Hoping someone can assist with an engine id question. The engine tag on the recoil housing has the following listed:
Family: 1L4XS.1415BA
Model: 100-9536
The parts manual lists parts for B&S 084332 0199 E1 and 0130 E1
How do I know which engine listing in the parts manual to go by?
Any assistance would be greatly appreciated


----------



## HillnGullyRider (Feb 9, 2014)

Take Your Pick There is probably only minor differences like E start no E start , and carb/choke linkages and the like.... Find what matches best by the pictures, and see if it's still available.
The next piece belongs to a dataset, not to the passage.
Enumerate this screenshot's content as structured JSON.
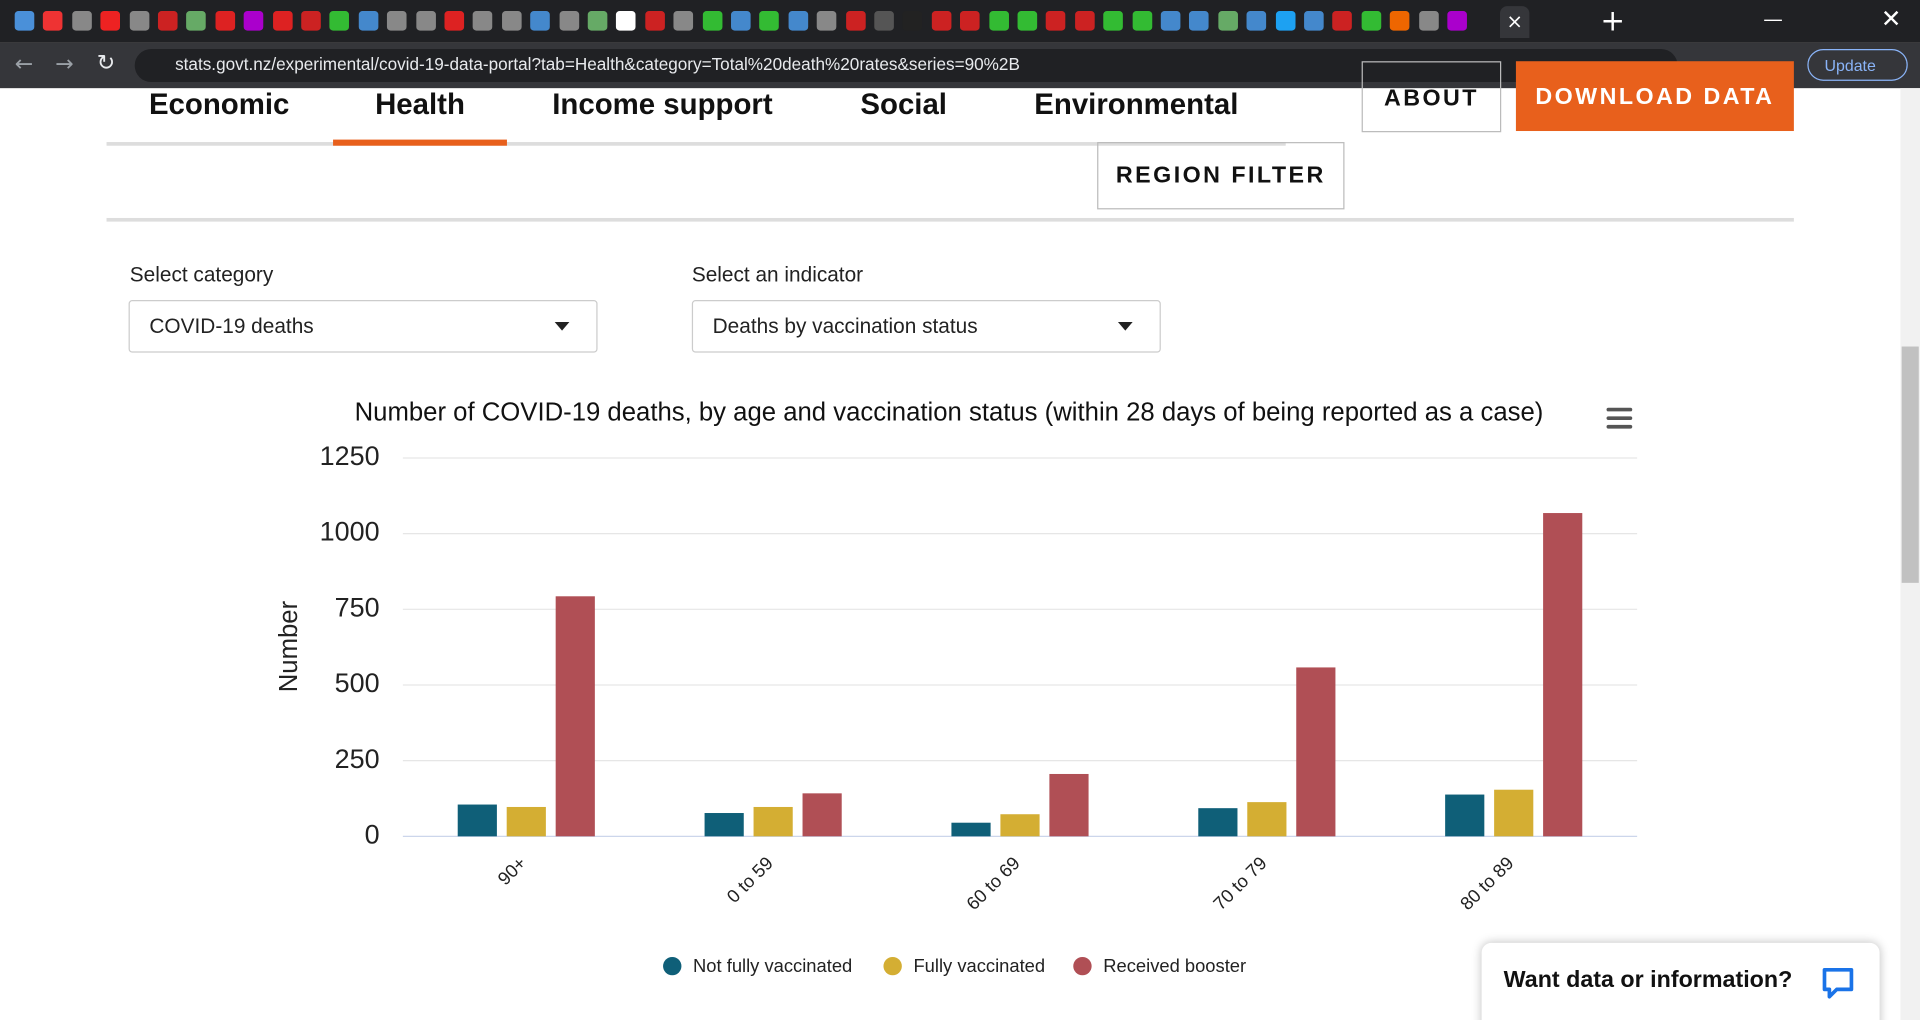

Higher number in the model type code can usually mean later in the production run, but not always, So it would be helpful to know the date of production


----------



## Ericg (Nov 3, 2013)

HillnGullyRider said:


> Take Your Pick There is probably only minor differences like E start no E start , and carb/choke linkages and the like.... Find what matches best by the pictures, and see if it's still available. Higher number in the model type code can usually mean later in the production run, but not always, So it would be helpful to know the date of production


Thank you for the quick response HillnGullyRider. From what I have researched, based on the serial number, it is around a 2002 vintage.


----------



## HillnGullyRider (Feb 9, 2014)

Were you able to identify your parts at the link?


----------



## Ericg (Nov 3, 2013)

Yes, thanks. You were correct that one engine number was for the electric start model and the other was for the recoil only model.


----------